A justiça punitiva tem como ponto central definir o culpado e dar a sentença punitiva. A justiça restaurativa visa acima de tudo resolver o conflito aberto pelo crime ou pela infração da lei. A justiça punitiva fica presa ao passado. A justiça restaurativa pensa no futuro. Enquanto a punição foca tudo no ofensor, no criminoso, a justiça restaurativa procura o bem comum e tenta restabelecer ou compensar o dano sofrido, ou ao menos, o que for possível. Um roubo pode ser restituído. Uma vida tirada não pode ser retomada, mas a responsabilidade pela viúva que ficou na miséria, a educação dos filhos que precisam ser cuidados, enfim, é possível sim forçar a possibilidade de uma responsabilização que reeduque e, na medida do possível, se restabeleça uma justiça mais profunda do que só punir. É claro que a pessoa que comete um crime deve ser responsabilizada e de alguma forma pagar por ele. O que está em questão é como operacionalizar isso.
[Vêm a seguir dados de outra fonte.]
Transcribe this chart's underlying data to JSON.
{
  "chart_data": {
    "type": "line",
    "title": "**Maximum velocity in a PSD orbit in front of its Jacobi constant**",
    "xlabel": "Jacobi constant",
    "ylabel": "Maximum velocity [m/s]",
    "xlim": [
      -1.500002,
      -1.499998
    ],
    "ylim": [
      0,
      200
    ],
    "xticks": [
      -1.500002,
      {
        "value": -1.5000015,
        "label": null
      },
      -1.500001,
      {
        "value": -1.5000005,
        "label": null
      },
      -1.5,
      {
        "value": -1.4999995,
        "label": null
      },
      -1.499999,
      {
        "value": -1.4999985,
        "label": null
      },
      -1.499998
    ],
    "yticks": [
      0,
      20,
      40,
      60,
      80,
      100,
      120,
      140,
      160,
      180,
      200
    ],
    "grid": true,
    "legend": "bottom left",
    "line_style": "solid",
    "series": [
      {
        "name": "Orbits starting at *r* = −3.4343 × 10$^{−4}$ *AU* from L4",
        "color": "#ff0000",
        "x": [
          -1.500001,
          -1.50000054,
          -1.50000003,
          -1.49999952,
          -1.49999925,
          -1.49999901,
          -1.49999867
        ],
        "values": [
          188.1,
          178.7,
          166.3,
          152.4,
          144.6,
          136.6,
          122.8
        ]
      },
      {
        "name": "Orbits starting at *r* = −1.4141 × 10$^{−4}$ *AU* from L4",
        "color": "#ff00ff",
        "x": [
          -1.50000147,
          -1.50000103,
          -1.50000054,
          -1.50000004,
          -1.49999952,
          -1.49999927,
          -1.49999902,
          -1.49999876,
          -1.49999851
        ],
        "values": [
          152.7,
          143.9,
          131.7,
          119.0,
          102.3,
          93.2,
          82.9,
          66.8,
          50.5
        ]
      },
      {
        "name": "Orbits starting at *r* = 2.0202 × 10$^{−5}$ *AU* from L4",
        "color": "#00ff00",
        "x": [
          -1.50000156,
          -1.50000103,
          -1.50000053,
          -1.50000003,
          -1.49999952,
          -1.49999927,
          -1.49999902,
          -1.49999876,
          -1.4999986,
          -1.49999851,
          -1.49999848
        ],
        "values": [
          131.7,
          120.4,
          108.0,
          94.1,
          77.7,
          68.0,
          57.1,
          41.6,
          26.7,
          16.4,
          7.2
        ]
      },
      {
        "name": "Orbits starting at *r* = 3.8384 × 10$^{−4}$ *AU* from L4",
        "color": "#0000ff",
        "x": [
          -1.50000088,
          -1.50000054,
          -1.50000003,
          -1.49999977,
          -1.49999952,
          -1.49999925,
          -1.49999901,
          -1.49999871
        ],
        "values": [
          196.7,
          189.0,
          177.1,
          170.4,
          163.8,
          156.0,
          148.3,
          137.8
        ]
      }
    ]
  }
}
Ouso perguntar: seria possível uma sociedade sem prisões? Isso seria uma Utopia? Ou mesmo pouco a pouco, devemos forçar nossas mentes para caminhar nessa direção de penas alternativas, de instituições educacionais e terapêuticas capazes de regenerar as pessoas.
Penso que se não acreditamos nisso, estaremos assinando uma confissão de descrédito no próprio ser humano e, para quem tem fé, no Espírito Divino.
Desculpem a conversa comprida.
 
Irmão Marcelo Barros
Monge beneditino, que já assessorou encontros regionais da Pastoral Carcerária.